Hi Jacob, why are you not using it on the outlet? I know they all seem to perform differently, ours worked well on the outlet and I was using less co2 than with an intank diffuser. You do get a fine mist though but that didn't bother us.


----------



## scapegoat (20 Dec 2013)

Hi guys, thanks for getting back to me,

I was thinking of using it in the last stage after some mechanical to try and keep debris to a minimum, never used alpha grog before so will check it out.

I did have it on the outlet to start with but was never keen on the mist and neither were my bamboo shrimp who hopped about rather violently if they got too many bubbles on them. I would rather use a bit more co2 and have it on the intake, however I think there must be ways to make it more efficient.


----------



## Nathaniel Whiteside (20 Dec 2013)

Samjpikey said:


> One thing I know about lava rock is that it cloggs up very quickly and requires more cleaning then other types of media , try using some alpha grog instead
> Cheers
> 
> 
> Sent from my mobile telecommunications device



+1.
Plus if you have leftovers, you can purchase some nylon bags, pop some Alphagrog in, and it will do to raise substrate levels when scaping etc.


----------



## scapegoat (20 Dec 2013)

Cool I'll give it a go, anyone know where it's sold? Tbh the reason I've never used it or been able to find it is because I always thought it was called Alpha Frog!


----------



## Samjpikey (20 Dec 2013)

Alpha frog !!! Ha ... I got mine from fleabay 


Sent from my mobile telecommunications device


----------



## TimT (20 Dec 2013)

Samjpikey said:


> Alpha frog !!! Ha ... I got mine from fleabay


Really? I cant find any... And is it sold under different names? If possible I'd like to find in Denmark somewhere


----------



## Samjpikey (20 Dec 2013)

It was along time ago I got mine maybe 3 years ago ....... 

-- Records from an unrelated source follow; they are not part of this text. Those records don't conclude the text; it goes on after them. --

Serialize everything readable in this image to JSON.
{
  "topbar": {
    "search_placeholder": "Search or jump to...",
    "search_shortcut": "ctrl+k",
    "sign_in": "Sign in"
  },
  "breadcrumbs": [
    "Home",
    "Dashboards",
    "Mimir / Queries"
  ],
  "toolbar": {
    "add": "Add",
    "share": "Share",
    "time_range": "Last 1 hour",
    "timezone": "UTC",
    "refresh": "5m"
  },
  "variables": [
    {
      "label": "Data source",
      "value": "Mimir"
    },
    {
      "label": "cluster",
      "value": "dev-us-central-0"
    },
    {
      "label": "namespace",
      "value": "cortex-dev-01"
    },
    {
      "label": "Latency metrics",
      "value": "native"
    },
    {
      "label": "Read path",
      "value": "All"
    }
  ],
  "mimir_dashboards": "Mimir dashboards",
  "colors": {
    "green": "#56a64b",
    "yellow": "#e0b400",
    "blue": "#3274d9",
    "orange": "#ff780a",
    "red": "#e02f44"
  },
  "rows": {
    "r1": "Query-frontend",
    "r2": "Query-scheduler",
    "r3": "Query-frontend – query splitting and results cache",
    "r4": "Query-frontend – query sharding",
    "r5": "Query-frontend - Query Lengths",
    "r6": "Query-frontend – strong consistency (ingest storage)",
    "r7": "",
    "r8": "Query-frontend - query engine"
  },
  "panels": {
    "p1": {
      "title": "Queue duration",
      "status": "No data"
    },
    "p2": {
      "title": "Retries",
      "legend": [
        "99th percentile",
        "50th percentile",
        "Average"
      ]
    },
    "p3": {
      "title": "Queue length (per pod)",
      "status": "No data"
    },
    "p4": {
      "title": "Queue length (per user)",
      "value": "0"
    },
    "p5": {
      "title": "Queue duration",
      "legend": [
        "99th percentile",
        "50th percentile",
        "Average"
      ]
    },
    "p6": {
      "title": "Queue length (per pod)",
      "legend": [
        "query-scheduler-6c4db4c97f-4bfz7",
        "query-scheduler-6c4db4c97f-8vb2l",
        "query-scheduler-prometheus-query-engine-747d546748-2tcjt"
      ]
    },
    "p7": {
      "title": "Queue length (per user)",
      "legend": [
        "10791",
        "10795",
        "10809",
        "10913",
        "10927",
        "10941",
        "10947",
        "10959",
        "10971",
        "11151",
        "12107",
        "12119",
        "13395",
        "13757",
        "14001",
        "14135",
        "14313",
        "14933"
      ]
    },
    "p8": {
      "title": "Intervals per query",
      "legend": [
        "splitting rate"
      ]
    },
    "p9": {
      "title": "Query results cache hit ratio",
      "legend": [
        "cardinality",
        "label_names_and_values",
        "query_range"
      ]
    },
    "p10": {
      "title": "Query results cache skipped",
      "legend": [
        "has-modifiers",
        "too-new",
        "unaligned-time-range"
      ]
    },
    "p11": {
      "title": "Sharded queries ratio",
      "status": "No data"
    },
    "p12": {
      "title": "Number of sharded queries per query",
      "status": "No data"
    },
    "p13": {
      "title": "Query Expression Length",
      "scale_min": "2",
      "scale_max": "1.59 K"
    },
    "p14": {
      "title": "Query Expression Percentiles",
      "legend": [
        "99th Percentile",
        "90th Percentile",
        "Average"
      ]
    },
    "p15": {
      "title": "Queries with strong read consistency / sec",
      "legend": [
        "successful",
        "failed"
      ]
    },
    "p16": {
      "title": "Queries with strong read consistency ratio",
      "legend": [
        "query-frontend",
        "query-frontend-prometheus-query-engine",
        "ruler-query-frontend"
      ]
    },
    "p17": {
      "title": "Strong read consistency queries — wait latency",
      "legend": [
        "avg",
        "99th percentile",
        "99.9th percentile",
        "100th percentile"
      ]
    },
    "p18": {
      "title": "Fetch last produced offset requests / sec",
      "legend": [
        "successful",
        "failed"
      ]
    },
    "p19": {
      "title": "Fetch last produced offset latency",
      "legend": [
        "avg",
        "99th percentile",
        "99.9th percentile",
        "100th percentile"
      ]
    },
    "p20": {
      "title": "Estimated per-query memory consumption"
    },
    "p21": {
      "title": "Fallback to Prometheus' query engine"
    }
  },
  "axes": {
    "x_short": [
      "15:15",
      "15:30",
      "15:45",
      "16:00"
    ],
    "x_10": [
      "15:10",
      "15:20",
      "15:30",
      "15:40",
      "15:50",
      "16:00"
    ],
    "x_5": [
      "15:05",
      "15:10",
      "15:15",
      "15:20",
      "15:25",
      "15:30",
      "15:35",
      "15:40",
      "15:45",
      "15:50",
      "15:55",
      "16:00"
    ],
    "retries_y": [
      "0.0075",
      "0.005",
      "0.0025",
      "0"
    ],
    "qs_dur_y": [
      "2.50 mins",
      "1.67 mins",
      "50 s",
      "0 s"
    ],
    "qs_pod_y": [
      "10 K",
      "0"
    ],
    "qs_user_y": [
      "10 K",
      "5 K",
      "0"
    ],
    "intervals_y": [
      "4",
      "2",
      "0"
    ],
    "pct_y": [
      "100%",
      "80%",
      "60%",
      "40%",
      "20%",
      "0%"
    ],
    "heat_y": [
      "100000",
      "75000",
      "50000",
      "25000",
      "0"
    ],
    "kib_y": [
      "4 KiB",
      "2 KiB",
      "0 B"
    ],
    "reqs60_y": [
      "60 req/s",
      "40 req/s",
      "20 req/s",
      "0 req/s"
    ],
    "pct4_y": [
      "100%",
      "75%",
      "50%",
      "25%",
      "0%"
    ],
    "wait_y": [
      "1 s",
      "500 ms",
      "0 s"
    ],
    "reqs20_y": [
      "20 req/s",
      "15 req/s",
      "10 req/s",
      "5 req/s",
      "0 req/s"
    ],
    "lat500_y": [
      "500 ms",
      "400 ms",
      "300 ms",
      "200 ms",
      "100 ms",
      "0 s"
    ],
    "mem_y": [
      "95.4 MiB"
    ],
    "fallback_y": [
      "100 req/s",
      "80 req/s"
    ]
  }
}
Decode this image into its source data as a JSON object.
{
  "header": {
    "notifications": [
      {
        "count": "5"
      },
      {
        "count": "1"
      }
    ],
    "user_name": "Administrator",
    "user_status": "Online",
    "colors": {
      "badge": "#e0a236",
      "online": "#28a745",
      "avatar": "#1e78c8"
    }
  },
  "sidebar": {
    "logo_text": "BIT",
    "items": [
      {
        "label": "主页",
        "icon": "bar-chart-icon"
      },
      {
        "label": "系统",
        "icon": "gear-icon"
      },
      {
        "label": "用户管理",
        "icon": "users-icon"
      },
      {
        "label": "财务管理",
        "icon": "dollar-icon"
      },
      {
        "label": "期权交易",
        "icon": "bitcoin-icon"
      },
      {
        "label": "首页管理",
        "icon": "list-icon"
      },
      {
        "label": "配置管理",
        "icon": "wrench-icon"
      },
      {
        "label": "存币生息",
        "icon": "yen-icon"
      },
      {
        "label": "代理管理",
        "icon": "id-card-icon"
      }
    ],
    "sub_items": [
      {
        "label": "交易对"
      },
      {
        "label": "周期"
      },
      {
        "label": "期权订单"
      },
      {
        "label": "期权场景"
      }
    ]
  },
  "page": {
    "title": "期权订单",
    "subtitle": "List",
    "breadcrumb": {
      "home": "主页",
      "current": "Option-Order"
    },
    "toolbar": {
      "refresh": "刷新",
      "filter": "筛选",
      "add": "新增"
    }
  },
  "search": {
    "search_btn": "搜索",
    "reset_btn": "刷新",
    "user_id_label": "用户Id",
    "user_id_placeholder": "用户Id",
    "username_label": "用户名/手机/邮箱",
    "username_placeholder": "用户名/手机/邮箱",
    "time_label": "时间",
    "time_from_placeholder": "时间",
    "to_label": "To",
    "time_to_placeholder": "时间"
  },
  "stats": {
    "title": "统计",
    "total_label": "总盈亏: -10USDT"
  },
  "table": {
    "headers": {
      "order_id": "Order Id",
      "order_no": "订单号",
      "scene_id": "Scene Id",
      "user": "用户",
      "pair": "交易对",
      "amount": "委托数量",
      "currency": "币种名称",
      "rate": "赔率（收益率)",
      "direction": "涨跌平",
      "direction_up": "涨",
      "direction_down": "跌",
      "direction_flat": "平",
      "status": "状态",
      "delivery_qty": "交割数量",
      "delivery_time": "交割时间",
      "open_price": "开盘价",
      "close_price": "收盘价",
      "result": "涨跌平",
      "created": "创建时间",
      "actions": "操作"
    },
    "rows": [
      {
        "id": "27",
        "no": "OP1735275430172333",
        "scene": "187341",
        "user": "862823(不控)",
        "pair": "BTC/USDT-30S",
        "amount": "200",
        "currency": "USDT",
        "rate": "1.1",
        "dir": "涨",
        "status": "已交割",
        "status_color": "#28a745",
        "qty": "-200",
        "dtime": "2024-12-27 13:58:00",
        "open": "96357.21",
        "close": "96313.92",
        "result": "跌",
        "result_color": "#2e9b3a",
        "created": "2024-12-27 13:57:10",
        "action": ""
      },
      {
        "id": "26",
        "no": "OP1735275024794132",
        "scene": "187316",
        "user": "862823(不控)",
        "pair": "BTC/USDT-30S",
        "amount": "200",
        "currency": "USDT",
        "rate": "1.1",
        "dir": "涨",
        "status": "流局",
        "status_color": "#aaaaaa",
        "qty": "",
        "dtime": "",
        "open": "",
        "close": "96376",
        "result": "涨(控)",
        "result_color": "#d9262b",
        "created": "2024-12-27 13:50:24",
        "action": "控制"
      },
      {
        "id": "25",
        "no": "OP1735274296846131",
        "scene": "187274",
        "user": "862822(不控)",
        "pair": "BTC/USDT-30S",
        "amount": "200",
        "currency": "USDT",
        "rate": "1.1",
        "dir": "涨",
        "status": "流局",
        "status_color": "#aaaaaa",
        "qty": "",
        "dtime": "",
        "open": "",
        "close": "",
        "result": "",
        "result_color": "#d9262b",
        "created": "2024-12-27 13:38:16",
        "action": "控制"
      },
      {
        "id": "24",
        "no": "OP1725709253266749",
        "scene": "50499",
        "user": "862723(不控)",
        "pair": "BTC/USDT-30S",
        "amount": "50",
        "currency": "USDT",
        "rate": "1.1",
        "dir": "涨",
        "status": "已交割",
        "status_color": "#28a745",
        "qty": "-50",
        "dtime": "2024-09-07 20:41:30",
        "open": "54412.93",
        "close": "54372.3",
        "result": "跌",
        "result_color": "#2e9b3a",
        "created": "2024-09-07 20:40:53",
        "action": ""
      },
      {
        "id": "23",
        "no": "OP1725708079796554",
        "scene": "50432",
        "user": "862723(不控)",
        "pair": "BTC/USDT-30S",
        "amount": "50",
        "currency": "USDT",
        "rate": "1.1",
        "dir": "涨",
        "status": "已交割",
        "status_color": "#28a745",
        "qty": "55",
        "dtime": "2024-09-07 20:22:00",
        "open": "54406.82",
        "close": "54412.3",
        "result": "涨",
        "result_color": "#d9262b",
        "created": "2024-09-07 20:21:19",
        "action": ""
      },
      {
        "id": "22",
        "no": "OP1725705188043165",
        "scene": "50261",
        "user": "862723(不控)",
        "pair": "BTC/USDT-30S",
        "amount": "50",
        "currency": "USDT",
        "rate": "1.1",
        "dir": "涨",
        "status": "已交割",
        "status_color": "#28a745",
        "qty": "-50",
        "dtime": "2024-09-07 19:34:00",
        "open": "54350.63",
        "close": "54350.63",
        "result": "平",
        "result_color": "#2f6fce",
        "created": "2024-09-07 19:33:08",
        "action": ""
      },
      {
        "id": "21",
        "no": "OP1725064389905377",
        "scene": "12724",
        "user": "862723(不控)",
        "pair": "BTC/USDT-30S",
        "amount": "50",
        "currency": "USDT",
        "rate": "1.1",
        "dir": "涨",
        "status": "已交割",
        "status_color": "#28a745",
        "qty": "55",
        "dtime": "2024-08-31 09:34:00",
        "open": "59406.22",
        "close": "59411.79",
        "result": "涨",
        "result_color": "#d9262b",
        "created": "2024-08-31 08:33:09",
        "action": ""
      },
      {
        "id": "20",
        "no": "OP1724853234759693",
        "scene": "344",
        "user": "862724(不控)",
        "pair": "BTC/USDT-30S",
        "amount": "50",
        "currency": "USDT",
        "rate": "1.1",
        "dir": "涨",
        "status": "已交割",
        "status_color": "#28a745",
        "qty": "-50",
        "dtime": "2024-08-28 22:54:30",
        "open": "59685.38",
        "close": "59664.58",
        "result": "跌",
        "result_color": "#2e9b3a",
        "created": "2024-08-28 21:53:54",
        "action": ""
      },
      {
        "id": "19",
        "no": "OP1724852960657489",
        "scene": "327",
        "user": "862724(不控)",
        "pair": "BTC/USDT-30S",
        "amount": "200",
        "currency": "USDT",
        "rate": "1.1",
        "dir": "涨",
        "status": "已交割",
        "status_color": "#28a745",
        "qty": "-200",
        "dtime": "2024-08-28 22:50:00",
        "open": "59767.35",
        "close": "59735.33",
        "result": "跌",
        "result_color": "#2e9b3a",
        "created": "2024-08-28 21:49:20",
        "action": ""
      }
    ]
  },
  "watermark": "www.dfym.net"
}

Sent from my mobile telecommunications device


----------



## scapegoat (21 Dec 2013)

Search Alphagrog and a bag comes up for about £20, shame they only do big bags as certainly won't be needing 15kgs of the stuff!


----------



## foxfish (21 Dec 2013)

You could try a tray of carbon in your filter, or if you want more flow try BBQ permanent coals as used in gas BBQs as that is larva rock, or the garden center for hydro clay balls use for pot plants trays. open cell foam might work?
However running gas trough your filter in any quantity might not be easy!


----------



## scapegoat (21 Dec 2013)

Cheers Foxfish, yeh was looking at the bbq coals originally, I've added some coarse foam which has helped but think the lava rock (or alphagrog) will really trap the bubbles well.


----------



## Samjpikey (22 Dec 2013)

The BBQ coals (lava rock) do clogg very quickly  


Sent from my mobile telecommunications device


----------



## foxfish (22 Dec 2013)

Lots of different ones out there though 
I bought some red ones off Ebay & mixed them with grey from B&Q, they were quite open poured.
I used them on a cold water reef to become live rock & the main filtration... still working after 5 years.
But in any case, I am not a fan of using bio filters as Co2 reactors no matter what the experts say.


----------



## Samjpikey (22 Dec 2013)

I'd like to see that cold water reef  
You got any pics ?? 


Sent from my mobile telecommunications device


----------



## scapegoat (22 Dec 2013)

That looks like a cool project there Foxfish, were you using them to line the bottom of the tank or the back wall?


----------



## foxfish (22 Dec 2013)

Not my tank, I built it for a customer, in fact I built two rear walls & he changes them over every year while the other one hangs from his boat mooring in the sea.
I have kept locale marines myself for many years but not anymore as they are really hard work.


----------



## scapegoat (22 Dec 2013)

Wow that sounds interesting, love the idea of hanging it in the sea.


----------